I understand what Cardinal Re said about not taking things “negatively” to be a simple statement that the pope’s act in baptizing Mr. Allam had a positive purpose that did not include giving “one in the eye” to anybody. This isn’t to say that Cardinal Re’s statement was perfectly formulated. Baptism is never a purely private matter. And what the cardinal said about negative interpretations does sound a little like an apology—even though I don’t think it was or was meant to be.

There is another distinction that needs to be insisted upon in today’s world, namely the distinction between acts or words that are “offensive” in some objective way, and those that are “offensive” merely in the sense of bothering someone or another. An objectively offensive act or word, I would say, is one that offends against some objective standard—for example, which offends against truth, or justice, or charity, or modesty, or the innocence of children, or the majesty of God. What the “Reverend” Jeremiah Wright said about the U.S. government inventing the AIDS virus to kill Blacks offends against both truth and justice. As a statement clearly inspired by hatred, it also offends against charity. It is a statement that ought to offend everyone, whether or not it actually offends anyone. On the other hand, the statement of Geraldine Ferraro was offensive only in the sense that some people were made uncomfortable by it.

This is not to say that the two kinds of offensiveness can always be neatly separated. There are times when one’s duty to truth (as in the case of the CDF statement) requires one to say something that will be hurtful to someone.

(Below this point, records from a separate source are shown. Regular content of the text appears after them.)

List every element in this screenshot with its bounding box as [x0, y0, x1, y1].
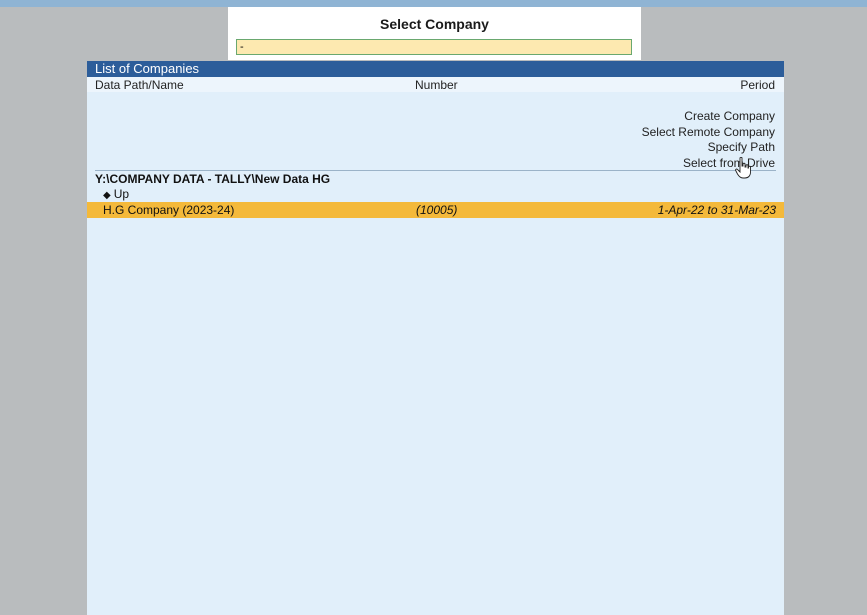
top-strip: [0, 0, 867, 7]
create-company-button[interactable]: Create Company: [642, 109, 775, 125]
up-label: Up: [113, 187, 130, 201]
action-list: Create Company Select Remote Company Spe…: [642, 109, 775, 171]
divider: [95, 170, 776, 171]
select-company-title: Select Company: [380, 16, 489, 32]
column-header-row: Data Path/Name Number Period: [87, 77, 784, 92]
select-remote-company-button[interactable]: Select Remote Company: [642, 125, 775, 141]
data-path: Y:\COMPANY DATA - TALLY\New Data HG: [95, 172, 331, 186]
company-search-input[interactable]: [236, 39, 632, 55]
hand-cursor-icon: [735, 157, 751, 179]
specify-path-button[interactable]: Specify Path: [642, 140, 775, 156]
select-company-dialog: Select Company: [228, 7, 641, 60]
select-from-drive-button[interactable]: Select from Drive: [642, 156, 775, 172]
company-list-panel: List of Companies Data Path/Name Number …: [87, 61, 784, 615]
company-period: 1-Apr-22 to 31-Mar-23: [657, 203, 776, 217]
column-header-period: Period: [740, 78, 775, 92]
company-number: (10005): [416, 203, 458, 217]
up-item[interactable]: ◆ Up: [103, 187, 129, 201]
diamond-icon: ◆: [103, 190, 111, 201]
column-header-number: Number: [415, 78, 458, 92]
column-header-name: Data Path/Name: [95, 78, 184, 92]
company-row[interactable]: H.G Company (2023-24) (10005) 1-Apr-22 t…: [87, 202, 784, 218]
list-header: List of Companies: [87, 61, 784, 77]
company-name: H.G Company (2023-24): [103, 203, 235, 217]
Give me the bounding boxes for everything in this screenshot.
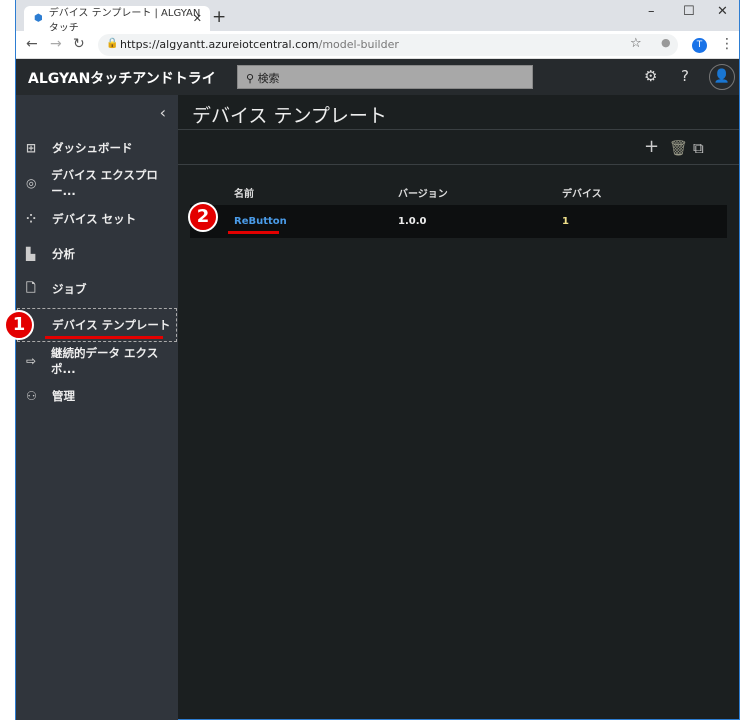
sidebar-item-label: デバイス セット <box>52 212 137 226</box>
sidebar-item-label: ジョブ <box>52 282 87 296</box>
delete-icon[interactable]: 🗑 <box>669 139 688 157</box>
url-input[interactable]: 🔒 https://algyantt.azureiotcentral.com/m… <box>98 34 678 56</box>
bookmark-star-icon[interactable]: ☆ <box>630 36 642 51</box>
browser-window: ⬢ デバイス テンプレート | ALGYANタッチ ✕ + – ☐ ✕ ← → … <box>15 0 740 720</box>
back-icon[interactable]: ← <box>26 36 38 52</box>
annotation-underline-2 <box>228 231 279 234</box>
template-device-count: 1 <box>562 216 569 227</box>
sidebar-item-label: 継続的データ エクスポ... <box>51 346 159 376</box>
export-icon: ⇨ <box>26 354 37 368</box>
app-favicon-icon: ⬢ <box>34 13 43 24</box>
main-content: デバイス テンプレート + 🗑 ⧉ 名前 バージョン デバイス ReButton… <box>178 95 739 719</box>
copy-icon[interactable]: ⧉ <box>693 139 704 157</box>
sidebar-item-label: 管理 <box>52 389 75 403</box>
reload-icon[interactable]: ↻ <box>73 36 85 52</box>
sidebar: ‹ ⊞ ダッシュボード ◎ デバイス エクスプロー... ⁘ デバイス セット ▙ 分析… <box>16 95 178 720</box>
browser-tab[interactable]: ⬢ デバイス テンプレート | ALGYANタッチ ✕ <box>24 6 210 34</box>
maximize-button[interactable]: ☐ <box>683 4 695 19</box>
lock-icon: 🔒 <box>106 38 119 49</box>
explorer-icon: ◎ <box>26 176 37 190</box>
sidebar-item-admin[interactable]: ⚇ 管理 <box>16 379 178 413</box>
sidebar-item-label: ダッシュボード <box>52 141 133 155</box>
profile-avatar[interactable]: T <box>692 38 707 53</box>
analytics-icon: ▙ <box>26 247 36 261</box>
annotation-badge-1: 1 <box>4 310 34 340</box>
template-version: 1.0.0 <box>398 216 427 227</box>
extension-icon[interactable]: ● <box>661 36 671 49</box>
forward-icon[interactable]: → <box>50 36 62 52</box>
app-brand: ALGYANタッチアンドトライ <box>28 71 216 87</box>
tab-strip: ⬢ デバイス テンプレート | ALGYANタッチ ✕ + – ☐ ✕ <box>16 0 739 34</box>
new-tab-button[interactable]: + <box>212 7 226 27</box>
sidebar-item-label: 分析 <box>52 247 75 261</box>
device-set-icon: ⁘ <box>26 212 37 226</box>
search-placeholder: 検索 <box>257 72 280 85</box>
divider <box>178 164 739 165</box>
divider <box>178 129 739 130</box>
column-header-name[interactable]: 名前 <box>234 185 254 200</box>
settings-gear-icon[interactable]: ⚙ <box>644 67 657 85</box>
sidebar-item-device-explorer[interactable]: ◎ デバイス エクスプロー... <box>16 166 178 200</box>
annotation-underline-1 <box>45 336 163 339</box>
page-title: デバイス テンプレート <box>192 105 387 127</box>
column-header-devices[interactable]: デバイス <box>562 185 602 200</box>
search-input[interactable]: ⚲ 検索 <box>237 65 533 89</box>
search-icon: ⚲ <box>246 72 255 85</box>
url-host: https://algyantt.azureiotcentral.com <box>120 38 319 51</box>
minimize-button[interactable]: – <box>648 4 655 19</box>
add-icon[interactable]: + <box>644 136 659 157</box>
address-bar-row: ← → ↻ 🔒 https://algyantt.azureiotcentral… <box>16 31 739 59</box>
sidebar-item-jobs[interactable]: 🗋 ジョブ <box>16 272 178 306</box>
sidebar-item-data-export[interactable]: ⇨ 継続的データ エクスポ... <box>16 344 178 378</box>
admin-icon: ⚇ <box>26 389 37 403</box>
url-path: /model-builder <box>318 38 399 51</box>
collapse-sidebar-icon[interactable]: ‹ <box>160 103 166 122</box>
sidebar-item-label: デバイス エクスプロー... <box>51 168 158 198</box>
sidebar-item-dashboard[interactable]: ⊞ ダッシュボード <box>16 131 178 165</box>
sidebar-item-analytics[interactable]: ▙ 分析 <box>16 237 178 271</box>
sidebar-item-device-sets[interactable]: ⁘ デバイス セット <box>16 202 178 236</box>
column-header-version[interactable]: バージョン <box>398 185 448 200</box>
jobs-icon: 🗋 <box>26 280 36 295</box>
close-tab-icon[interactable]: ✕ <box>193 12 202 25</box>
menu-icon[interactable]: ⋮ <box>720 36 734 52</box>
app-header: ALGYANタッチアンドトライ ⚲ 検索 ⚙ ? 👤 <box>16 59 739 95</box>
dashboard-icon: ⊞ <box>26 141 37 155</box>
help-icon[interactable]: ? <box>681 67 689 85</box>
user-avatar-icon[interactable]: 👤 <box>709 64 735 90</box>
template-name-link[interactable]: ReButton <box>234 216 287 227</box>
annotation-badge-2: 2 <box>188 202 218 232</box>
close-window-button[interactable]: ✕ <box>717 4 728 19</box>
tab-title: デバイス テンプレート | ALGYANタッチ <box>48 7 201 34</box>
sidebar-item-label: デバイス テンプレート <box>52 318 171 332</box>
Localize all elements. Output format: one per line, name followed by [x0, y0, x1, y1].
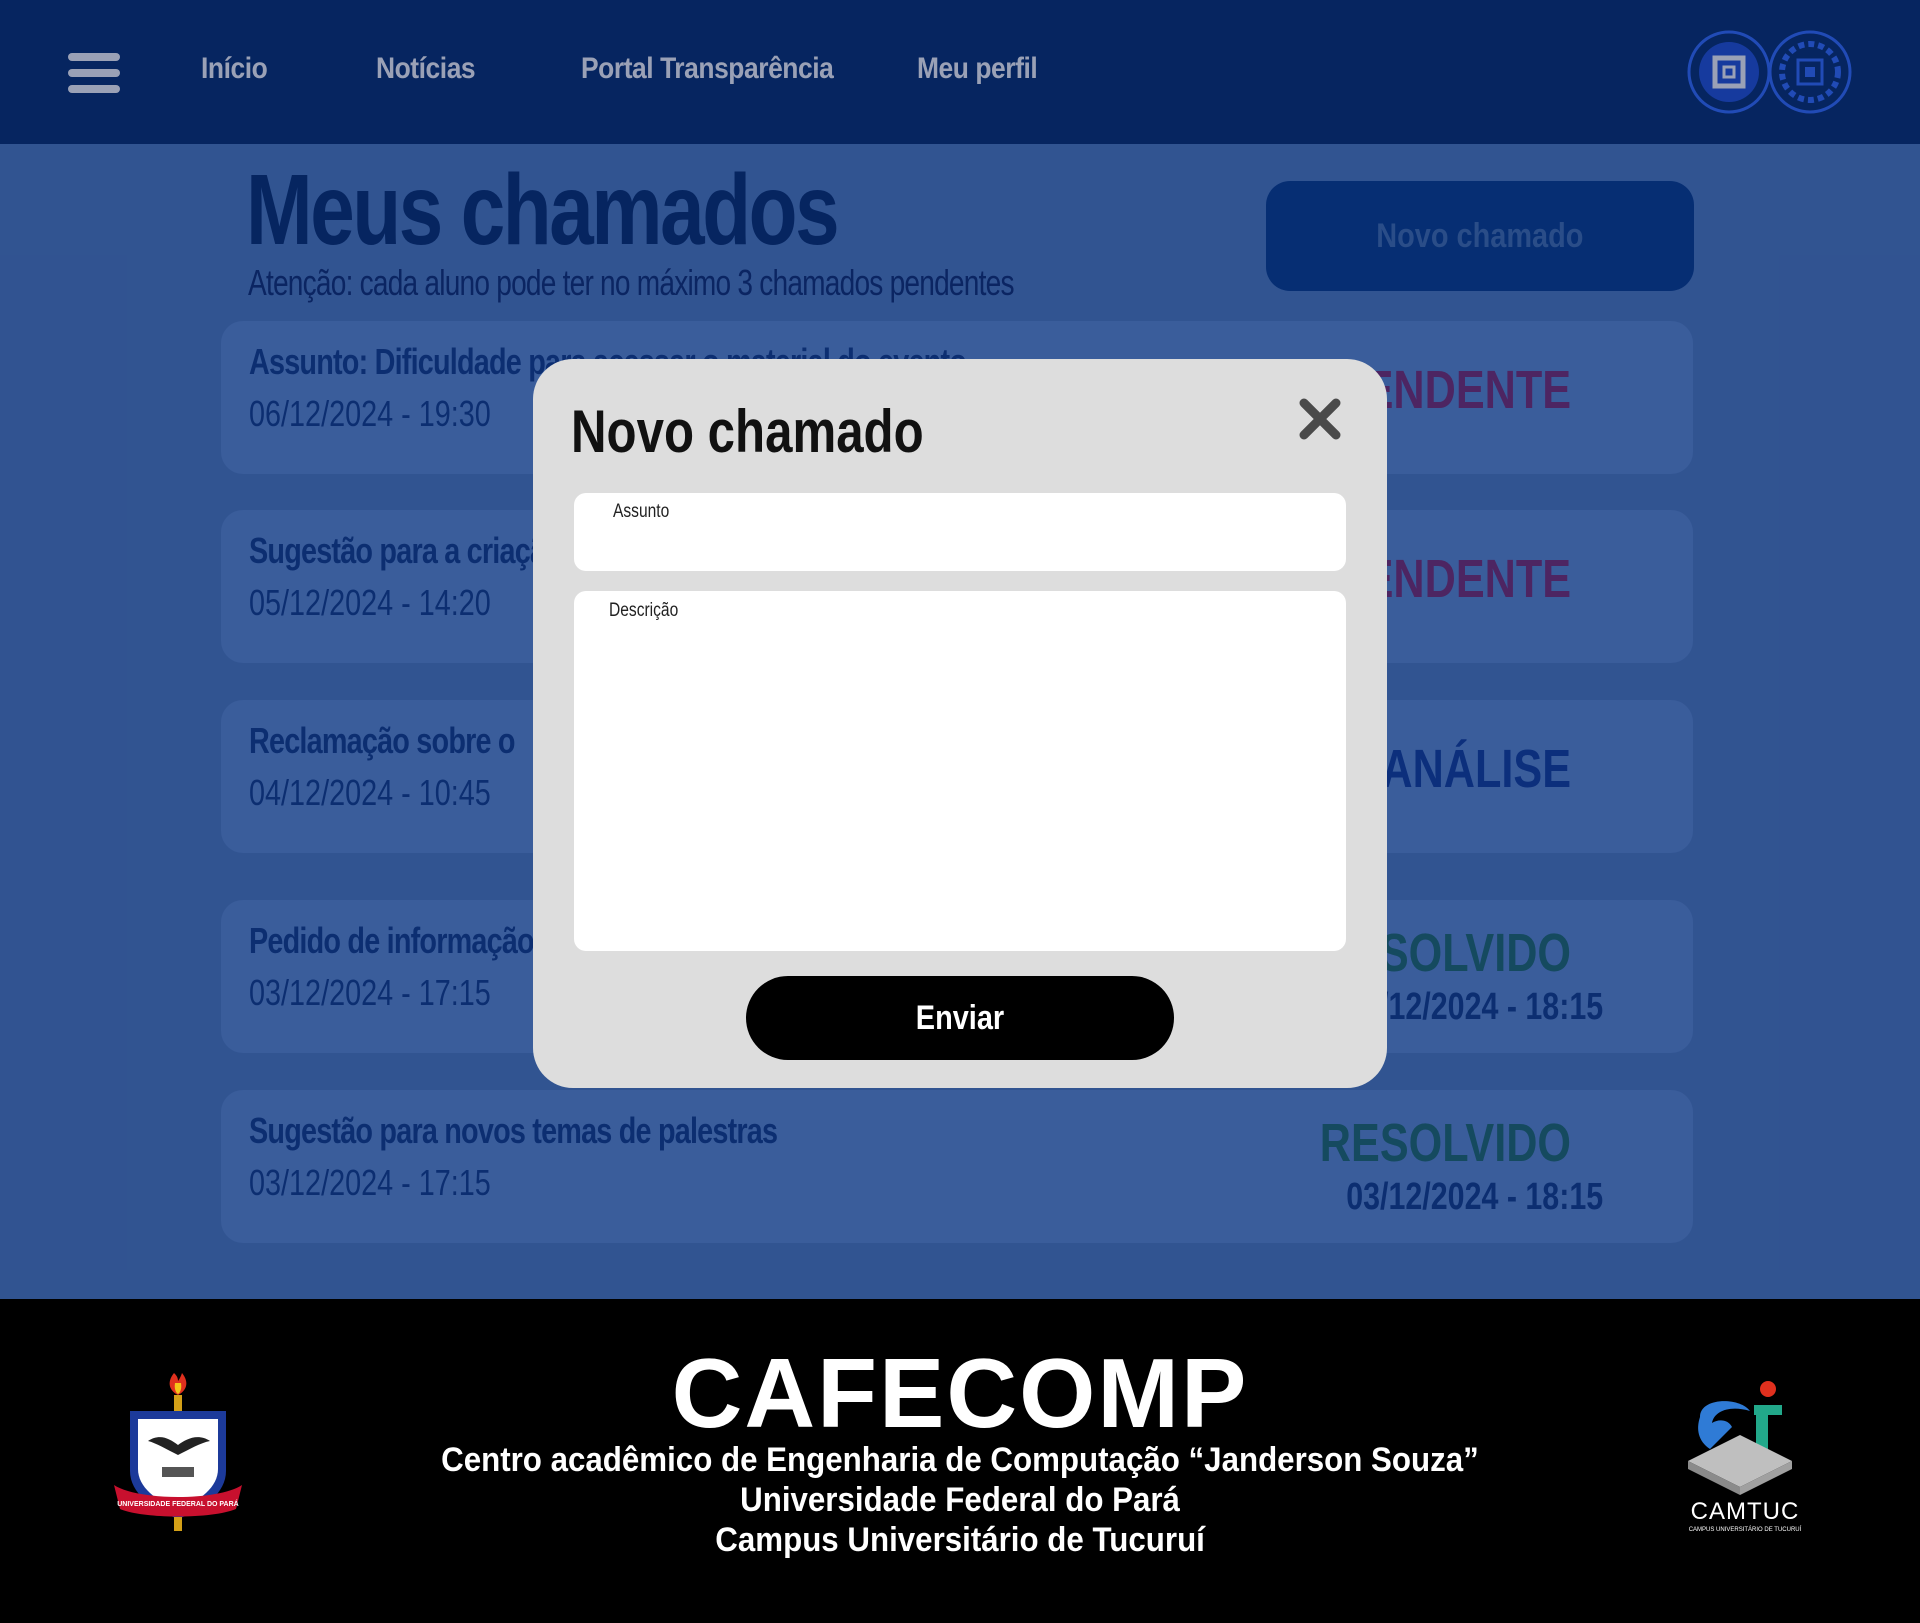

But gratuitous hurtfulness is to be avoided—which is, I think, the point of Churchill’s amusing observation. Charity requires that we avoid hurting the feelings of others either intentionally or unnecessarily. Thus it can be objectively offensive to hurt someone’s feelings, but in many cases it is not.

I think the larger point that Robert is making—and I agree with it wholeheartedly—is that we have become tyrannized over by a ridiculous cult of niceness where any statement however true or salutary has to be apologized for in groveling terms just because somebody somewhere doesn’t like it. What we need is a national—indeed a world—conversation about “offensiveness,” before we suffocate on our own good manners.